The UK has an interesting Smart Meter infrastructure model. Data from all the country’s Smart Meters will flow to a centralised data repository (called the DCC), from where, energy retailers will pull the data for billing purposes. The beauty of this system is that consumers dictate who has access to their data, and so switching energy providers, is not held up by data ownership issues.

The build-out of this system is still at very early stages with RFP’s expected towards the end of the year but SAP and Logica have come out of the blocks early with an announcement that they are going to put in a joint bid to become the data service provider for the DCC.

Logica and SAP are both heavily involved in the utilities sector in the UK, so it makes sense for them to bid for this – the interesting aspect is that they agreed to bid together and that their joint bid is exclusive.

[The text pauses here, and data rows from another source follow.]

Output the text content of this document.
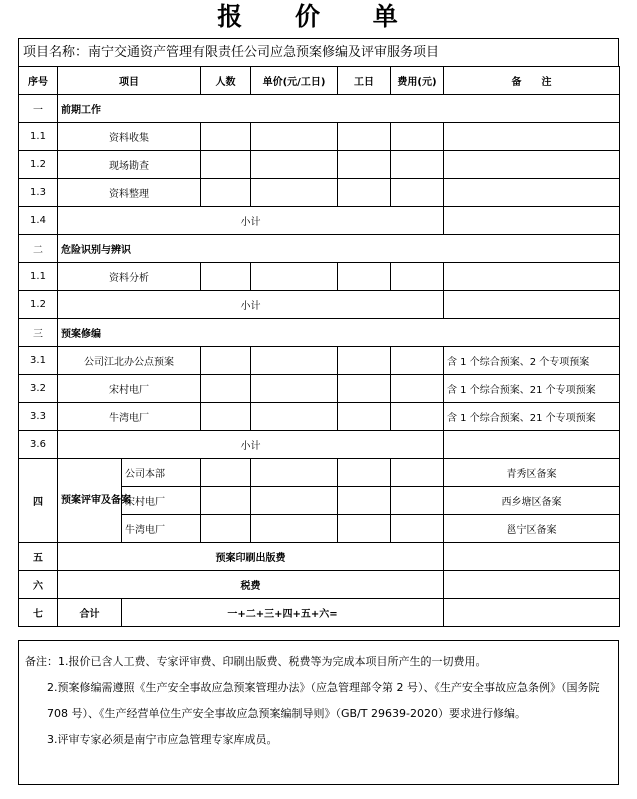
报 价 单
项目名称：南宁交通资产管理有限责任公司应急预案修编及评审服务项目
序号	项目		人数	单价(元/工日)	工日	费用(元)	备　　注
一	前期工作						
1.1	资料收集						
1.2	现场勘查						
1.3	资料整理						
1.4	小计						
二	危险识别与辨识						
1.1	资料分析						
1.2	小计						
三	预案修编						
3.1	公司江北办公点预案						含 1 个综合预案、2 个专项预案
3.2	宋村电厂						含 1 个综合预案、21 个专项预案
3.3	牛湾电厂						含 1 个综合预案、21 个专项预案
3.6	小计						
四	预案评审及备案	公司本部					青秀区备案
		宋村电厂					西乡塘区备案
		牛湾电厂					邕宁区备案
五	预案印刷出版费						
六	税费						
七	合计	一+二+三+四+五+六=					

备注：1.报价已含人工费、专家评审费、印刷出版费、税费等为完成本项目所产生的一切费用。

2.预案修编需遵照《生产安全事故应急预案管理办法》（应急管理部令第 2 号）、《生产安全事故应急条例》（国务院 708 号）、《生产经营单位生产安全事故应急预案编制导则》（GB/T 29639-2020）要求进行修编。

3.评审专家必须是南宁市应急管理专家库成员。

The six main suppliers in the UK are all either involved in trials, or in the process of starting to trial smart meters. All six are using Logica’s head-end system for their trials, so if Logica and SAP win the bid, the transition to the DCC system should be relatively painless.

Talking to Tara McGeehan, Logica’s Head of Utilities UK on Monday, she said that the idea behind the bid was to move the debate away from technology and comms, onto the power of the data to affect things like micro-generation, energy efficiency and smart grids.

Having seen Centrica’s Smart Meter Analytics application, which runs on SAP’s HANA, earlier this year, the proposition that there is gold in them thar data, certainly rings true.